Set2 is involved in snoRNA termination through a pathway distinct from H2B ubiquitylation. (A) Representative Northern blot analysis of extended SNR47 transcripts (SNR47-YDR042C) in wild-type (KY2090) and set2Δ (KY2280) cells. SCR1 transcript levels serve as a loading control. (B) Quantification of SNR47-YDR042C transcript levels in wild-type (KY2048), set2Δ (KY2282), and set2(1-261) (KY2281) cells measured by RT-qPCR, with the relative signal of the wild type set at 1. The SEMs are indicated by the error bars.

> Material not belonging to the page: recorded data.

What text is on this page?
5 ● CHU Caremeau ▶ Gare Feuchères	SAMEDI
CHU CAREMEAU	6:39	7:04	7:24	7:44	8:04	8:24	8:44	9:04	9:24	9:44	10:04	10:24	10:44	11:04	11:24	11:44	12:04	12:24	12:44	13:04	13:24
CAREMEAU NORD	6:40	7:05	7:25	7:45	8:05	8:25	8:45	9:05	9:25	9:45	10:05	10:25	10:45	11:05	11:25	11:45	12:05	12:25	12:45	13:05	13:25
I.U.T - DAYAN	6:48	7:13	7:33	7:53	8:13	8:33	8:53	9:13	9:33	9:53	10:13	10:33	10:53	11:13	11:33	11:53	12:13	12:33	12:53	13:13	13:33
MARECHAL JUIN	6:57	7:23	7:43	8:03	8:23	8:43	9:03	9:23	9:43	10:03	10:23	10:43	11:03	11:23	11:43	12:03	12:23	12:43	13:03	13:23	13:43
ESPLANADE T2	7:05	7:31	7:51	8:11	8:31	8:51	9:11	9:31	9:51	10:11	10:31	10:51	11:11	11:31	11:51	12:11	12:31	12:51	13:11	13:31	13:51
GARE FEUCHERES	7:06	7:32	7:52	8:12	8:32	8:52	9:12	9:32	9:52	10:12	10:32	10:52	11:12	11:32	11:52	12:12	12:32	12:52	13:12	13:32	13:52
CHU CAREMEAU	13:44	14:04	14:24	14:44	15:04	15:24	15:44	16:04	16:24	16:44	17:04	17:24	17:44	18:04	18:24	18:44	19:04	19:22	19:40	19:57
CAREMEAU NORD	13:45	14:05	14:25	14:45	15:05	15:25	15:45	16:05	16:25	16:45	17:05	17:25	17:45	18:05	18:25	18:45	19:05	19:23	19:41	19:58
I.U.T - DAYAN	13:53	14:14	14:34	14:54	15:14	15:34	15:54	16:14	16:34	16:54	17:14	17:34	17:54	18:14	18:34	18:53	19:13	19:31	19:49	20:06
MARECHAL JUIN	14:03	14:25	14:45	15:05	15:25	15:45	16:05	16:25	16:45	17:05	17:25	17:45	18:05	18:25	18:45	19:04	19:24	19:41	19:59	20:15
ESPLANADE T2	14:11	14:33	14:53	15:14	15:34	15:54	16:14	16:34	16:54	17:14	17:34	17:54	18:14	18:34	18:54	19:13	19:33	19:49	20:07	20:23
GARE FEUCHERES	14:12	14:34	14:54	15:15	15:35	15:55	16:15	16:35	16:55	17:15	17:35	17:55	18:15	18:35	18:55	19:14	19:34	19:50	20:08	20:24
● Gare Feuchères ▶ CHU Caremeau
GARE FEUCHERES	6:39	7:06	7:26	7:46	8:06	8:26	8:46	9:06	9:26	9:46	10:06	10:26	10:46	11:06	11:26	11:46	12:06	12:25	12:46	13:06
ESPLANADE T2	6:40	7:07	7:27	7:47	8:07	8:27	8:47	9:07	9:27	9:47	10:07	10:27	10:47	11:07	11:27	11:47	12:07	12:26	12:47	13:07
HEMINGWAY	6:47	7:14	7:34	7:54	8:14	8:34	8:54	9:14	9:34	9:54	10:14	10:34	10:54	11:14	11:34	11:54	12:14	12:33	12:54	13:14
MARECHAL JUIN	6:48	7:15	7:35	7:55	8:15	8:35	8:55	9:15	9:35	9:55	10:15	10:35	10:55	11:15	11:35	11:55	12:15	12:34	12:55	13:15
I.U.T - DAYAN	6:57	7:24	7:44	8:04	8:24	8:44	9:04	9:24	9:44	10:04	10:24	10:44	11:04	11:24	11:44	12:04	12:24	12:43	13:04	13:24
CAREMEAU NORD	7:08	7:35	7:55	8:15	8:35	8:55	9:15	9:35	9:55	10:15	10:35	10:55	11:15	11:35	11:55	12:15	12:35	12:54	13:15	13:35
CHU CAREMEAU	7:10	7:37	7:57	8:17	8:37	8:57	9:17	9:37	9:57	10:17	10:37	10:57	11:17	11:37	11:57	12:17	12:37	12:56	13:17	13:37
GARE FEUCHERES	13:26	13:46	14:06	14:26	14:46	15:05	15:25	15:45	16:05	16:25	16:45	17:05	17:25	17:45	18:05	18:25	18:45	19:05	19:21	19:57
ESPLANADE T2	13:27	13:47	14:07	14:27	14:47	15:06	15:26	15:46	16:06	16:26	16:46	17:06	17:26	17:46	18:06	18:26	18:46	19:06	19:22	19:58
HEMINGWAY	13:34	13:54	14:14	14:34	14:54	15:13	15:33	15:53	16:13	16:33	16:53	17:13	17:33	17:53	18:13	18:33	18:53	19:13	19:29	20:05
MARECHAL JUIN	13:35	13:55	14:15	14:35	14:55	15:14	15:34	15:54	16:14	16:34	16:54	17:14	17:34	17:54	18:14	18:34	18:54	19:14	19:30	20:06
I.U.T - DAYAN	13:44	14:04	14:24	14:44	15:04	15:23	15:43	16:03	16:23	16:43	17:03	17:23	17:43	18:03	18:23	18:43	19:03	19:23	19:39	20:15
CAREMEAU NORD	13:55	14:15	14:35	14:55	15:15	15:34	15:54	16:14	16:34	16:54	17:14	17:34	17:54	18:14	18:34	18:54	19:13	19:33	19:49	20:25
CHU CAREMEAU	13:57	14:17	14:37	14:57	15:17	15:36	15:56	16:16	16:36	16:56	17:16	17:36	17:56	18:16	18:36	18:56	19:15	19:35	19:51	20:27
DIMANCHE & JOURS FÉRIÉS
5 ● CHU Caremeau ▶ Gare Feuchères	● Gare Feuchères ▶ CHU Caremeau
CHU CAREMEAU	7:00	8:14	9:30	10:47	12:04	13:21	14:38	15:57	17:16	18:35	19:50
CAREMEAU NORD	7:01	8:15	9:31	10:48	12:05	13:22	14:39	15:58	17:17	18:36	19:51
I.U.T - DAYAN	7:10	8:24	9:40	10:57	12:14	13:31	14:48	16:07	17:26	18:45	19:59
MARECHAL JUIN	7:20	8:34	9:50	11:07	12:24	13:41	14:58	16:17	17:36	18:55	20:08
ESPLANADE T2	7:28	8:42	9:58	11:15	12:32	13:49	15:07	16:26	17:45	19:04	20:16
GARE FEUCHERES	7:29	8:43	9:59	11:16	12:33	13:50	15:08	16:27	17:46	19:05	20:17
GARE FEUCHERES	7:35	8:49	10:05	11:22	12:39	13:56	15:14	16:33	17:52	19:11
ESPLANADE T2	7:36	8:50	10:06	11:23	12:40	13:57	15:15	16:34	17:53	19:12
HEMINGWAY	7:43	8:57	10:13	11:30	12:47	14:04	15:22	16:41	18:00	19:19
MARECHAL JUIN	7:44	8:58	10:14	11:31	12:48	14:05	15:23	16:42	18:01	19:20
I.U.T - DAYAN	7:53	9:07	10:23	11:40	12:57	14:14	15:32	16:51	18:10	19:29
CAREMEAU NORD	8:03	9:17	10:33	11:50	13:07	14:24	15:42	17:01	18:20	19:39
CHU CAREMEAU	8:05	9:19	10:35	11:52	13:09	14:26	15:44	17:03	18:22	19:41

Asterisks indicate a P value of <0.0025 relative to wild type. (C) The following his3Δ200 leu2Δ1 strains were transformed with an established LEU2-marked SNR47 reporter plasmid [pADH1-SNR47(70)-HIS3-CYC1] or control plasmid (pADH1-HIS3-CYC1) (see Materials and Methods for more information): wild-type (KY2042), paf1Δ (KY1664), rtf1Δ (KY2041), set2Δ (KY2280), and set2(1-261) (KY2338). Tenfold serial dilutions of cells containing the listed plasmids were spotted on synthetic complete medium lacking leucine (SC-leu) and synthetic complete medium lacking leucine and histidine (SC-leu-his) and incubated for 5 days at 30°C. (D) Representative Northern blot analysis examining HIS3 transcripts from the SNR47 reporter plasmid in his3Δ200 leu2Δ1 strains (as in panel C). Wild-type cells with the control plasmid (pADH1-HIS3-CYC1) show the size of the HIS3 transcript lacking 70 bp of the SNR47 sequence. LEU2 transcript levels serve as a control for plasmid levels, and SCR1 transcript levels control for total RNA. RNA from a his3Δ200 leu2Δ1 strain (KY2090) containing no plasmids (WT) (lane 2) serves as a control for probe specificity. (E) Quantification of SNR47 extended transcripts (SNR47-YDR042C) in wild-type (KY2048), set2Δ (KY2282), bre1Δ (KY2046), and set2Δ bre1Δ (KY2283) cells determined by RT-qPCR, with the relative signal of the wild type set at 1. The SEMs are indicated by the error bars.